Below is a new handout I created after discussing revision with my first-year seminar. Hope this is useful and you can access as a Word file in the link provided in the title below.
How to Revise Your Essay after Receiving Feedback
When you receive your essay with feedback (highlighting, track changes, comments), save that file to your hard drive (not One Drive) and then “Save as” in Word (hard drive, not One Drive) a new file following Essay submission guidelines for naming files.
Work on your revision directly with this copy of your essay and make sure track changes are off (in Review tab).
Address all feedback, creating a clean copy as you work. Refer to Guidelines for Managing and Submitting Assignments in order to work with track changes and comments (as well as removing highlighting). You can address track changes one at a time or all at once.
NOTE: Be sure to revise and edit beyond the direct feedback that you receive. Review your essay carefully for issues similar to the feedback that are not marked for you.
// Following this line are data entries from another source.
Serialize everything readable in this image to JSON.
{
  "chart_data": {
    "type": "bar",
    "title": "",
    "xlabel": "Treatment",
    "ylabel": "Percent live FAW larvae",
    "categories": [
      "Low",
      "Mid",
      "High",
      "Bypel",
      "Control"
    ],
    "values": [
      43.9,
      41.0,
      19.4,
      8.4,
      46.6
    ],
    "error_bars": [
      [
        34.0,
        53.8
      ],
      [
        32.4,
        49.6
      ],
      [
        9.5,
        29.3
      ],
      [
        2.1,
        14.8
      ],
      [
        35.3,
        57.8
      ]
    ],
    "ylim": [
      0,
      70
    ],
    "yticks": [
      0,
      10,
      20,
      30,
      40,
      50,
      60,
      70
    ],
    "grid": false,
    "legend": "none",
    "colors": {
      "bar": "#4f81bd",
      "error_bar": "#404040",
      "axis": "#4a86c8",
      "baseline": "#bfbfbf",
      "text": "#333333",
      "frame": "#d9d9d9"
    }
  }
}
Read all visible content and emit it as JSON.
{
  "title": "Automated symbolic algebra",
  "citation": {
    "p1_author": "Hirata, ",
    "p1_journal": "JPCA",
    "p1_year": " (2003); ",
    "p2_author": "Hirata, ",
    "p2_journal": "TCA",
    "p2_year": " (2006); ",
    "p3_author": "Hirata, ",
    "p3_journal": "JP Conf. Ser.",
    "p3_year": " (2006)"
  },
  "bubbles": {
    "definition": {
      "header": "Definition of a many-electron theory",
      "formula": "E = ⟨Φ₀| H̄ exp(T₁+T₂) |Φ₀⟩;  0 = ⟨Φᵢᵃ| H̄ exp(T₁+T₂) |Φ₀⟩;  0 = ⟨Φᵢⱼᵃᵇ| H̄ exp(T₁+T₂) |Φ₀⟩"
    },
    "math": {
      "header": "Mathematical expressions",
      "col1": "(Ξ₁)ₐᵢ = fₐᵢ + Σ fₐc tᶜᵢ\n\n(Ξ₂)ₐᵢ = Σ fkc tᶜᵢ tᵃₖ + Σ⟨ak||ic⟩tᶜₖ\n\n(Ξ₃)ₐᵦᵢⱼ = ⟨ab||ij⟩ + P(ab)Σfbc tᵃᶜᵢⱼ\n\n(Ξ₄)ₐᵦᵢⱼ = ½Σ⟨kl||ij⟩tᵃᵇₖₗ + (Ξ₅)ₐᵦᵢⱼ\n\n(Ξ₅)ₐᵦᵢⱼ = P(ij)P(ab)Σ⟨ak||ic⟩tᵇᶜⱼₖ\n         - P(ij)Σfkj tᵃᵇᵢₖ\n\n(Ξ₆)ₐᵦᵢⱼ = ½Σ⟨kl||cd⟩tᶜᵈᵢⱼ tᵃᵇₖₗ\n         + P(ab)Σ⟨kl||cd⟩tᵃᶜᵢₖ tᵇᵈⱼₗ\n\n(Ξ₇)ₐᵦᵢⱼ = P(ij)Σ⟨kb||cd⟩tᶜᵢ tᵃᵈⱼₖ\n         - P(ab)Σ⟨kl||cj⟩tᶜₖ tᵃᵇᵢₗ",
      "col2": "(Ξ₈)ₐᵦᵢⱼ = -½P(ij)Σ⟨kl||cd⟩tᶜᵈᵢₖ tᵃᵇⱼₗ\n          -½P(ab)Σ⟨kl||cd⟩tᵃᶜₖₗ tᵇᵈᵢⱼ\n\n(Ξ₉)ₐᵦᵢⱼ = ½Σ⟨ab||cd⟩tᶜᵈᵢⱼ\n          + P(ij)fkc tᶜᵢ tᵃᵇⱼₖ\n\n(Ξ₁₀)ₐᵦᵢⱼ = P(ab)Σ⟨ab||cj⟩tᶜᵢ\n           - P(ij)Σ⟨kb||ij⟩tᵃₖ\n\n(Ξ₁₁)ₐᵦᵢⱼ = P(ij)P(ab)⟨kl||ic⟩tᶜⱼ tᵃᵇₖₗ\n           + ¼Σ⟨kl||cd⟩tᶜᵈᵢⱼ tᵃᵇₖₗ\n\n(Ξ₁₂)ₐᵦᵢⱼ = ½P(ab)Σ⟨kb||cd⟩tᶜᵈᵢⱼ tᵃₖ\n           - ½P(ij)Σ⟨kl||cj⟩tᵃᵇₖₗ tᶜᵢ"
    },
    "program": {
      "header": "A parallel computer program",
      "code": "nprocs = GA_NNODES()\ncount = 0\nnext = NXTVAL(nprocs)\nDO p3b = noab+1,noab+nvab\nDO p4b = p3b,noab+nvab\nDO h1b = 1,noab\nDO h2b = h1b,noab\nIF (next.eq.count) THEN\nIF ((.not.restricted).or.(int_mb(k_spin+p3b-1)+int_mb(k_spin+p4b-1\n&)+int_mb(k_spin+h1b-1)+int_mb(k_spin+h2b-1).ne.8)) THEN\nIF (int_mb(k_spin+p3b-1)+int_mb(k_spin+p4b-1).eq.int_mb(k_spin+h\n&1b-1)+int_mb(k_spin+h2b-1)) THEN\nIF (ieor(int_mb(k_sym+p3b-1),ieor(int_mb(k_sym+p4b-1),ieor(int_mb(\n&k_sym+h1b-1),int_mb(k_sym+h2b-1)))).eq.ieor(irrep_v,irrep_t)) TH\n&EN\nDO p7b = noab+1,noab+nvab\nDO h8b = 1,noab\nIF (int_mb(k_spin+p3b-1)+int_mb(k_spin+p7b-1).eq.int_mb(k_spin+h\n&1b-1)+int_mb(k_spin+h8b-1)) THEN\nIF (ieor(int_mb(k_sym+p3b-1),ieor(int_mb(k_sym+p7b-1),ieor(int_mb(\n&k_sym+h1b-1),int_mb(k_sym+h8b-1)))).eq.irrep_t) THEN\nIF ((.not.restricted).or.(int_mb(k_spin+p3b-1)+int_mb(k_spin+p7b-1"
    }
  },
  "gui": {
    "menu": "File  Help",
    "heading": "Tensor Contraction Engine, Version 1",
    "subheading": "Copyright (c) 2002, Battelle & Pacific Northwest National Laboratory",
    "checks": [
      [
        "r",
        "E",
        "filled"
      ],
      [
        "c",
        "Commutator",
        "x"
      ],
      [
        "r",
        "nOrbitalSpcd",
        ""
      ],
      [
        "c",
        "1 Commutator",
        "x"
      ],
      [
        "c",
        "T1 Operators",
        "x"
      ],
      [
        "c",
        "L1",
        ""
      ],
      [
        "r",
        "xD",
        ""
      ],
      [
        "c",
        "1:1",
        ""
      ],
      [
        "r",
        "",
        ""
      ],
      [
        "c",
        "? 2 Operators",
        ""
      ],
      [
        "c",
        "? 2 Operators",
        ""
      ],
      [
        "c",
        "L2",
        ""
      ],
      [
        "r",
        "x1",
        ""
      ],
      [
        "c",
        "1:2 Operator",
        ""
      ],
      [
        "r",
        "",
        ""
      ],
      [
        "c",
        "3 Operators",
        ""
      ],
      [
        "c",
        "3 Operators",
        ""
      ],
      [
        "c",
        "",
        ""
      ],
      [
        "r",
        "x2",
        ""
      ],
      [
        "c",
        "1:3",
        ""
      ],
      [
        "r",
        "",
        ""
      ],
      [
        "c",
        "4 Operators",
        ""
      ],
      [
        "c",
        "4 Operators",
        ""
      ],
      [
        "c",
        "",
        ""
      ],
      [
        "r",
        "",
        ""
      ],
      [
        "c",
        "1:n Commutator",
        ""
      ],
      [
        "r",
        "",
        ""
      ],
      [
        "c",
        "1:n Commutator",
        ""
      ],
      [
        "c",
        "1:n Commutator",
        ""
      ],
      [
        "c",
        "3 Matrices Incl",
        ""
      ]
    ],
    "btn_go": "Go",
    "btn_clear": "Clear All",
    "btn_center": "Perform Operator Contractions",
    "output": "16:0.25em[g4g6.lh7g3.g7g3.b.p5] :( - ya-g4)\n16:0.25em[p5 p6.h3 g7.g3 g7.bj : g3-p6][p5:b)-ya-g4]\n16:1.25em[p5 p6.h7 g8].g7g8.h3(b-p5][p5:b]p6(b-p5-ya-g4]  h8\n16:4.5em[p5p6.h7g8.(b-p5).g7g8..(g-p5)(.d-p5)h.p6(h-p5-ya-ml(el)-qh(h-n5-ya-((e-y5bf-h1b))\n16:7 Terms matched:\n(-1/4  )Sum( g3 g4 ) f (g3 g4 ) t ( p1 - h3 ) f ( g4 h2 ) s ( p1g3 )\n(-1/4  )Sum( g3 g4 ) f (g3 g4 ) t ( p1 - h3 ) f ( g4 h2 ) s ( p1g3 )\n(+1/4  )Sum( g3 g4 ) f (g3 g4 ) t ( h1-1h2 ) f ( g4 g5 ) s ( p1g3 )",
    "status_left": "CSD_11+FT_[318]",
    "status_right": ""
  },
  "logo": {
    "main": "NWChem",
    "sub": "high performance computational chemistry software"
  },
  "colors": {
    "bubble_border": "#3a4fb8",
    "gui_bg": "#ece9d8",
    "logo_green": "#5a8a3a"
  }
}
Revise and edit your essay independently also. Consider the following revision/editing strategies to improve any essay regardless of the feedback you receive:
- Revise your essay for concision; making an essay briefer almost always improves the quality of the essay. Attack wordiness by addressing common usages such as “the fact that” or “a person who.” Consider using the Hemingway App for some practice; this will identify passive voice, overuse of adverbs, and overlong sentences, for example.
- Revise your essay for sentence and paragraph variety. Check that you are not starting either the same way over and over.
- Address word choice/diction. Make sure your level of diction (formal v. conversational) matches the type of essay and the seriousness of your topic. The backbone of your writing is your usage of nouns and verbs so review your essay for strong, vivid, specific/concrete nouns and verbs. Notably, avoid “to be” and “to get” verbs when a vivid action verb can be used.
- Review your essay for clarity, avoiding ambiguity and misplaced words/information. Specifically address dangling modifiers and misplaced words (see also HERE).
- Reconsider your opening and closing. How you start and end an essay have profound impacts on your reader. Careful revision of these sections is always warranted.